Extensibility: New modalities or models can be added by updating the model pool and agent selection logic.
Resource Requirements: Experiments were conducted on multi-GPU servers, but the modular design allows for distributed or cloud-based deployment.
Latency: Iterative reasoning increases inference time; batching and parallelization can mitigate this.
Transparency and Interpretability: The explicit reasoning and decision stages, along with structured outputs, facilitate traceability and debugging.

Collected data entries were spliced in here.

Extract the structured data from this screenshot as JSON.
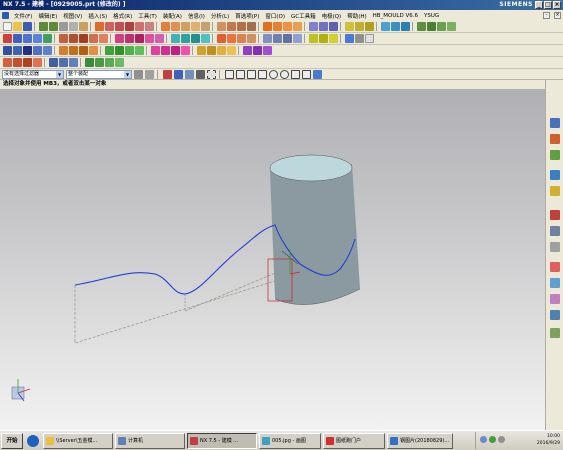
{
  "window": {
    "title": "NX 7.5 - 建模 - [0929005.prt (修改的) ]",
    "brand": "SIEMENS"
  },
  "menu": [
    "文件(F)",
    "编辑(E)",
    "视图(V)",
    "插入(S)",
    "格式(R)",
    "工具(T)",
    "装配(A)",
    "信息(I)",
    "分析(L)",
    "首选项(P)",
    "窗口(O)",
    "GC工具箱",
    "电极(Q)",
    "帮助(H)",
    "HB_MOULD V6.6",
    "YSUG"
  ],
  "selection": {
    "filter": "没有选择过滤器",
    "scope": "整个装配"
  },
  "cue_line": "选择对象并使用 MB3，或者双击某一对象",
  "taskbar": {
    "start": "开始",
    "buttons": [
      "\\\\Server\\五金模...",
      "计算机",
      "NX 7.5 - 建模 ...",
      "005.jpg - 画图",
      "图纸跑门户",
      "钢图片(20180829)..."
    ],
    "clock_time": "10:00",
    "clock_date": "2016/9/29"
  },
  "colors": {
    "curve": "#1f3fd6",
    "cylinder_top": "#bcd8dc",
    "cylinder_side": "#8a9aa0",
    "datum": "#9a9a8a",
    "csys_red": "#cc2222"
  }
}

Implications and Future Directions

Agent-Omni demonstrates that test-time model coordination is a viable alternative to unified omni-model training, enabling scalable, robust, and interpretable multimodal reasoning. The framework is particularly suited for domains where data alignment is impractical or where rapid integration of new modalities is required. Future work may explore:

Parallelized agent execution to further reduce latency.
Adaptive agent selection based on input characteristics and task requirements.
Extension to non-textual outputs (e.g., image or audio generation).
Robustness to noisy or adversarial inputs and real-world deployment scenarios.
Integration with safety and bias mitigation pipelines for high-stakes applications.

Conclusion

Agent-Omni provides a principled framework for omni-modal reasoning by orchestrating specialized foundation models through a master-agent loop. It achieves state-of-the-art performance across diverse benchmarks without retraining, offering a scalable and interpretable solution to the challenges of multimodal understanding. The modular design ensures adaptability and future extensibility, positioning Agent-Omni as a robust foundation for next-generation AI systems requiring comprehensive multimodal reasoning.